Build two demo sites for fictional businesses in your niche, then create homepage mockups for real prospects before contacting them. 'I already rebuilt your homepage, want to see it?' works even with zero paid projects behind you. Your first two or three clients may come at a discount in exchange for a review and case study; that is normal.

How much does it cost to start, and what does the platform cost?

You can be operational for under $1,000: a platform subscription, a domain, and basic business registration. On the Unleash Your Ideas side, you can start free; the plan builder maps your niche, offer, and first actions at no cost. If you want the whole thing built with you, done-for-you buildouts start at $5,000.

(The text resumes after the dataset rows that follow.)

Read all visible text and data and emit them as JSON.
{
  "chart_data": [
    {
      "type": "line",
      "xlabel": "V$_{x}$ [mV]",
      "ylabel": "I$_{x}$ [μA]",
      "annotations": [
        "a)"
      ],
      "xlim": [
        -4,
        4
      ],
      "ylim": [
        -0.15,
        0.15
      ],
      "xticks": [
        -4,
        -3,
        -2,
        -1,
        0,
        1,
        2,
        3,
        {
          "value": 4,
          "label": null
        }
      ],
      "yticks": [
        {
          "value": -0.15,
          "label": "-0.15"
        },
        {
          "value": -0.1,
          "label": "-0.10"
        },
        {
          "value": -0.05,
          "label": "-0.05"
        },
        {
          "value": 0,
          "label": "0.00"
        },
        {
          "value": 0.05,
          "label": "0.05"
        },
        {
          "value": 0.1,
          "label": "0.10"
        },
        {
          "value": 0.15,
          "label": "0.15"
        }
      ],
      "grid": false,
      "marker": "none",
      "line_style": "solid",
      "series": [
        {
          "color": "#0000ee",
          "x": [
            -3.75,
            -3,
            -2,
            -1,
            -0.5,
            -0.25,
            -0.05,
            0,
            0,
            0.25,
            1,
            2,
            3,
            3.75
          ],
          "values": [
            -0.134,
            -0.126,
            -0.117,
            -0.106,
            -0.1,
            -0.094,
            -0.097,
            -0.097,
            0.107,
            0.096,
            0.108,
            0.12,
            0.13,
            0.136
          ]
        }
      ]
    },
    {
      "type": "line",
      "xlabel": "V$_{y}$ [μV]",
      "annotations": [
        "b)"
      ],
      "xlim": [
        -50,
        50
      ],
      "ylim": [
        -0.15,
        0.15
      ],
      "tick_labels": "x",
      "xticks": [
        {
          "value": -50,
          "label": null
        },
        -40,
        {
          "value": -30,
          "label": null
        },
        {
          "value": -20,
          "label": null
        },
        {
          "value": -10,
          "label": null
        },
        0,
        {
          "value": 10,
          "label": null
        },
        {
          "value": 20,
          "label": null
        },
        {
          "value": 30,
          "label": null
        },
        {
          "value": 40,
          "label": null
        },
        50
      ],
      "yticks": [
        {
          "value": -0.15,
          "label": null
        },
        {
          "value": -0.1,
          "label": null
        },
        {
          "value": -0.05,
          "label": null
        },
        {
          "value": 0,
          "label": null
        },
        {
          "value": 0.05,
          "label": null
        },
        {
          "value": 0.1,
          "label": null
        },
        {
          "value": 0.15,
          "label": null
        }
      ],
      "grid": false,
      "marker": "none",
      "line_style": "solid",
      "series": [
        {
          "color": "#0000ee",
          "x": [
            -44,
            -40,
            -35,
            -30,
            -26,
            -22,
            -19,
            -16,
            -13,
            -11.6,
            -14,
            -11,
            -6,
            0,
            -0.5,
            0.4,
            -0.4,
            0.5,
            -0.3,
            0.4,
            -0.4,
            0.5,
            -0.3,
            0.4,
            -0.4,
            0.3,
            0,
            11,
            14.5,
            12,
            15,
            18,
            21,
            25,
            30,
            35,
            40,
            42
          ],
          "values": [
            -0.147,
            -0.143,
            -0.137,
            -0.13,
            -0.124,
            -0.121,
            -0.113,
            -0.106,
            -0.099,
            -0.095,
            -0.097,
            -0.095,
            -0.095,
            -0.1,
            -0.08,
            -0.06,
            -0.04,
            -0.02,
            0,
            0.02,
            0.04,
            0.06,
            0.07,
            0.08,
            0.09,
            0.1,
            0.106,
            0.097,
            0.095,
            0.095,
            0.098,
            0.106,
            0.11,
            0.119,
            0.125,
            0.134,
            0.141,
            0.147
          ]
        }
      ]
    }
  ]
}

How long until I land my first paying client?

With daily outreach, most people close their first project inside 30 to 60 days. The mockup pitch shortens that; two replies from ten pitches is a normal hit rate, and one close from those two is a realistic first month.

Isn't the market saturated with agencies and freelancers?

Generalists are saturated. 'The web designer for dentists in your county' is not. Millions of small business sites are outdated right now, and most agencies chase bigger contracts, leaving the $2,500 local build wide open. Niche plus care plan is the moat.

What is a realistic income in year one?

Part time, one to two builds a month plus a growing care plan base lands around $2,500 to $6,000 a month by month twelve. Full time with consistent outreach, $8K to $12K a month is achievable: roughly two to three builds monthly plus 20 or more care plan clients. The recurring line is what makes year two better than year one.